Murashov stated, “In Russia, there have been two cases recently when people were brought to criminal responsibility for getting access to computers [of state organizations] and using them to mine cryptocurrencies.”
According to the report, one of the suspects is a resident of the city of Kurgan in Southern Russia. He allegedly “used almost a whole botnet in various regions of the country.” The second suspect is alleged to have used the website belonging to JSC Rostov vodokanal to mine cryptos.
Murashov noted that there has been an increase in the number of cryptojacking cases. With the mining costs for most cryptos being prohibitively high, unscrupulous people are turning to such tricks to make money without having to foot all the costs, he said.
The cryptojackers take advantage of the fact that they aren’t that easy to spot, he stated, adding, “Up to 80% of the computer’s free power can be used to generate virtual coins, and a legitimate user may not even know about it.”
This isn’t an isolated incident, despite the Russian government’s hard stance against the use of official resources for crypto mining.

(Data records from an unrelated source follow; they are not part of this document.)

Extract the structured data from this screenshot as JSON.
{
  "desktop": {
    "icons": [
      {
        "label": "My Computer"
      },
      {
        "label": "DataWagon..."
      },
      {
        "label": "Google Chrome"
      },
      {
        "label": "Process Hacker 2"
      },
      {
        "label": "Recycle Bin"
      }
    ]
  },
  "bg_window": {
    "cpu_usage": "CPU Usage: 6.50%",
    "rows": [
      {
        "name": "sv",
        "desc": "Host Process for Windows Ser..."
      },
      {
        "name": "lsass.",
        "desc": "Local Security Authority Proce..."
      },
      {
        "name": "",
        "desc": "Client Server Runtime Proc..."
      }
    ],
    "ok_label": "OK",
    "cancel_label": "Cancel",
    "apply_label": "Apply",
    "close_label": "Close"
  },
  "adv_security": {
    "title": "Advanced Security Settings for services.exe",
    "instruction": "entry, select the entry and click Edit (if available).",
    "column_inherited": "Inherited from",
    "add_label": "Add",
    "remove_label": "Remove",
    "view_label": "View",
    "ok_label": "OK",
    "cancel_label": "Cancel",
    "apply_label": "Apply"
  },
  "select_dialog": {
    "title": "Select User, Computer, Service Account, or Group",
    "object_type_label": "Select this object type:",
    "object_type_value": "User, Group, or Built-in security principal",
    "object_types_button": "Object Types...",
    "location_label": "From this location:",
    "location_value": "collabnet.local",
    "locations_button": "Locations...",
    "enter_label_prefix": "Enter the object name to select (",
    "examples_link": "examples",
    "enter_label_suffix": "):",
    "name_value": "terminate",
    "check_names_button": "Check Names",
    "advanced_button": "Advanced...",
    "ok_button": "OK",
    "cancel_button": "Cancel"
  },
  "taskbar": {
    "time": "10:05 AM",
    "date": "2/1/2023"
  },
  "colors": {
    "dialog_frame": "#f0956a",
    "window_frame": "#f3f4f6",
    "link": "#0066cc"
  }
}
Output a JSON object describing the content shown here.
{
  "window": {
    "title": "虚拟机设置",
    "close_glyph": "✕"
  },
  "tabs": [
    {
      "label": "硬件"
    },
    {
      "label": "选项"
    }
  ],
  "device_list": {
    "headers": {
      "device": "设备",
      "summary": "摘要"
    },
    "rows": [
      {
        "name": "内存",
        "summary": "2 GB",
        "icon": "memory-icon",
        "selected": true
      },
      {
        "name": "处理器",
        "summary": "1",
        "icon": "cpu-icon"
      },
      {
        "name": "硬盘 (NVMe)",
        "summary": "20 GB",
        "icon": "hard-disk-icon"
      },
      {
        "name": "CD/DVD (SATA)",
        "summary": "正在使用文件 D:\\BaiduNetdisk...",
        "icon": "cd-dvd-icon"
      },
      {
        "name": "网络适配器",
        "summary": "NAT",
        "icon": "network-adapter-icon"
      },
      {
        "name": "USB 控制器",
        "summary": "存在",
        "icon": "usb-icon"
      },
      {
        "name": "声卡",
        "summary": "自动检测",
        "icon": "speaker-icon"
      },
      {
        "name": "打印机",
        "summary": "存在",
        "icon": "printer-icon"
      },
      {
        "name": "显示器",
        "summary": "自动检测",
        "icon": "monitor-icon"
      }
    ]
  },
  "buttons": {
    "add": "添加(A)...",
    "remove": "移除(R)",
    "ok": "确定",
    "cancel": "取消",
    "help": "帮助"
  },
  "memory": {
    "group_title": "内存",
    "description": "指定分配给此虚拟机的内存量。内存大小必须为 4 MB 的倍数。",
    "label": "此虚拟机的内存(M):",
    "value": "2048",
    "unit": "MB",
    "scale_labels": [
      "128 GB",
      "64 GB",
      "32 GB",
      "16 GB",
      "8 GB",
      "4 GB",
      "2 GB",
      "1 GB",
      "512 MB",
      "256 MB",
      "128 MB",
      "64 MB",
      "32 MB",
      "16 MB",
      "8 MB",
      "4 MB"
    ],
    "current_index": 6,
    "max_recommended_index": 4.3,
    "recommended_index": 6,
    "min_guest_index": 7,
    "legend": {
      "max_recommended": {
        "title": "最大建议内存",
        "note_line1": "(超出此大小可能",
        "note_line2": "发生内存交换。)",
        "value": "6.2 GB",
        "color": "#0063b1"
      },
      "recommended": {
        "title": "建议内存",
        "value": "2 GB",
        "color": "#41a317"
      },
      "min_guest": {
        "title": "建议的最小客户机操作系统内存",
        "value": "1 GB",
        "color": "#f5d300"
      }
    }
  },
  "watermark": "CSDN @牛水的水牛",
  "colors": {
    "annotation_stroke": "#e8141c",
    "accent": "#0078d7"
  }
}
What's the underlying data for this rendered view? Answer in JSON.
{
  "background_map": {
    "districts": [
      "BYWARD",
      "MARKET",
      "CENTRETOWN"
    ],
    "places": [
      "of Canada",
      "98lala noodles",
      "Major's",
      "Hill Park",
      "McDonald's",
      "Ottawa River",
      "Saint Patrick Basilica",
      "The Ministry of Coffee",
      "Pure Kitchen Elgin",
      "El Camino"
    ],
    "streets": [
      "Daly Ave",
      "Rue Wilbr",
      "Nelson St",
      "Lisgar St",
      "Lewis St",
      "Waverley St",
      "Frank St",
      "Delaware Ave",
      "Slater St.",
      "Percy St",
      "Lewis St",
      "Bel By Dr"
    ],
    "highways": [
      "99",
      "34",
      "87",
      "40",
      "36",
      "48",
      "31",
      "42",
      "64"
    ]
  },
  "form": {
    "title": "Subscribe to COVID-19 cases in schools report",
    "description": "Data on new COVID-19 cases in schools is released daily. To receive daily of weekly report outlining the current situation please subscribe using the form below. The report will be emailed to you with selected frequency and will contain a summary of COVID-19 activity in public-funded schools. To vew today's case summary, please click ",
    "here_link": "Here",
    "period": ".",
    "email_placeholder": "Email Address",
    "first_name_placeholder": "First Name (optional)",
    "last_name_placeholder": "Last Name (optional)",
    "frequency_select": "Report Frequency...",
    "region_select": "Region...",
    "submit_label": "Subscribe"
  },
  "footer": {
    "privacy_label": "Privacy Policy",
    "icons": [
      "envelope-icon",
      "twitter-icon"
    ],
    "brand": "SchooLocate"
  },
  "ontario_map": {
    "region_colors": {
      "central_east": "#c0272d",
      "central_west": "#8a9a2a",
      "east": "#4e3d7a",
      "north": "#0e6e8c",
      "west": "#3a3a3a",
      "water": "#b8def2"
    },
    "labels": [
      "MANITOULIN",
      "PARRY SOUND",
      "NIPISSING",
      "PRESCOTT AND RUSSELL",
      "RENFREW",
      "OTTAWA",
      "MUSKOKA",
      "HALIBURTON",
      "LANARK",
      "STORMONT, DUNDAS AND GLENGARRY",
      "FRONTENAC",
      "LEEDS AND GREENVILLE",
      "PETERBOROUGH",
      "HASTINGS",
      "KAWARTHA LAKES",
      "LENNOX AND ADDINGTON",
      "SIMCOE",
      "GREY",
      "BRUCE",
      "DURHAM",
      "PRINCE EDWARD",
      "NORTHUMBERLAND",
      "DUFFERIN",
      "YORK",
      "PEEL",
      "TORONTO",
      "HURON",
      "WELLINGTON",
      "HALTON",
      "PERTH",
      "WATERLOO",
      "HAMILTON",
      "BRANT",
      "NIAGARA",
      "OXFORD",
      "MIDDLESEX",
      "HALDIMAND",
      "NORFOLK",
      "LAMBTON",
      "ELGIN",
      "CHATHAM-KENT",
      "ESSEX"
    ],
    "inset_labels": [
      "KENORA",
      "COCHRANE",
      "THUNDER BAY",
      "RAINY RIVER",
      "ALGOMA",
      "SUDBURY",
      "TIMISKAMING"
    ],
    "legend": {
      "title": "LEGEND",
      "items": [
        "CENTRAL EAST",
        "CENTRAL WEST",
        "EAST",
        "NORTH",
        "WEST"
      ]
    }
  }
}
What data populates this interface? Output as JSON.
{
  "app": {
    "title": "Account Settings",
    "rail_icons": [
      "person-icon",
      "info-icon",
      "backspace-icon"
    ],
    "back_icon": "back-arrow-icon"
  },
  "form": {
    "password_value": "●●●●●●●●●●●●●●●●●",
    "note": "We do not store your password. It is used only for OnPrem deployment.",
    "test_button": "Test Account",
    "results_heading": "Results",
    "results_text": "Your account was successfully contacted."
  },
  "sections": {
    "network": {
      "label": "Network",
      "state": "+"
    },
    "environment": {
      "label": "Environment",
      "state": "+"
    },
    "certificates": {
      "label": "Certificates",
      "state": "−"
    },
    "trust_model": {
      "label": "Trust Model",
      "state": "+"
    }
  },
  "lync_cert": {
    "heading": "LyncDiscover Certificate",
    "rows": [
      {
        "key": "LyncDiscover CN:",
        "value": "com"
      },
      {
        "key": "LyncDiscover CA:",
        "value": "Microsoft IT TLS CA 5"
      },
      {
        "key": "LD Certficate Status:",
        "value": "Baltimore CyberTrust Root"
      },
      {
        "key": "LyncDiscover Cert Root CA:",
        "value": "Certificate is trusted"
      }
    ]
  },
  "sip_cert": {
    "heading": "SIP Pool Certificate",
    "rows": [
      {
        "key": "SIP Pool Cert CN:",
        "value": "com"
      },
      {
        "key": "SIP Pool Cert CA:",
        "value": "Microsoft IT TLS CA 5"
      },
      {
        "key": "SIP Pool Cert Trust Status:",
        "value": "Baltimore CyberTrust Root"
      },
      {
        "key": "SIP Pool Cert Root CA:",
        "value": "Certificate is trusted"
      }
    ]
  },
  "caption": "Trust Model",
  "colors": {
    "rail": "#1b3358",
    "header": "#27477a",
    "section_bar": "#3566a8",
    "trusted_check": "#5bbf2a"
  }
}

Just over a month ago, a nuclear scientist was sentenced to three years in prison for a similar crime.
The scientist, Andrey Rybkin, was found guilty of obtaining illegal access to digital information and the spreading of computer viruses. In addition to his prison sentence, he was also ordered to pay 200,000 rubles ($3,120) in fines. Rybkin’s two accomplices were sentenced to four years in prison each, but for reasons which are still unclear, the government allowed them to pay a 450,000 rubles ($7,180) fine instead.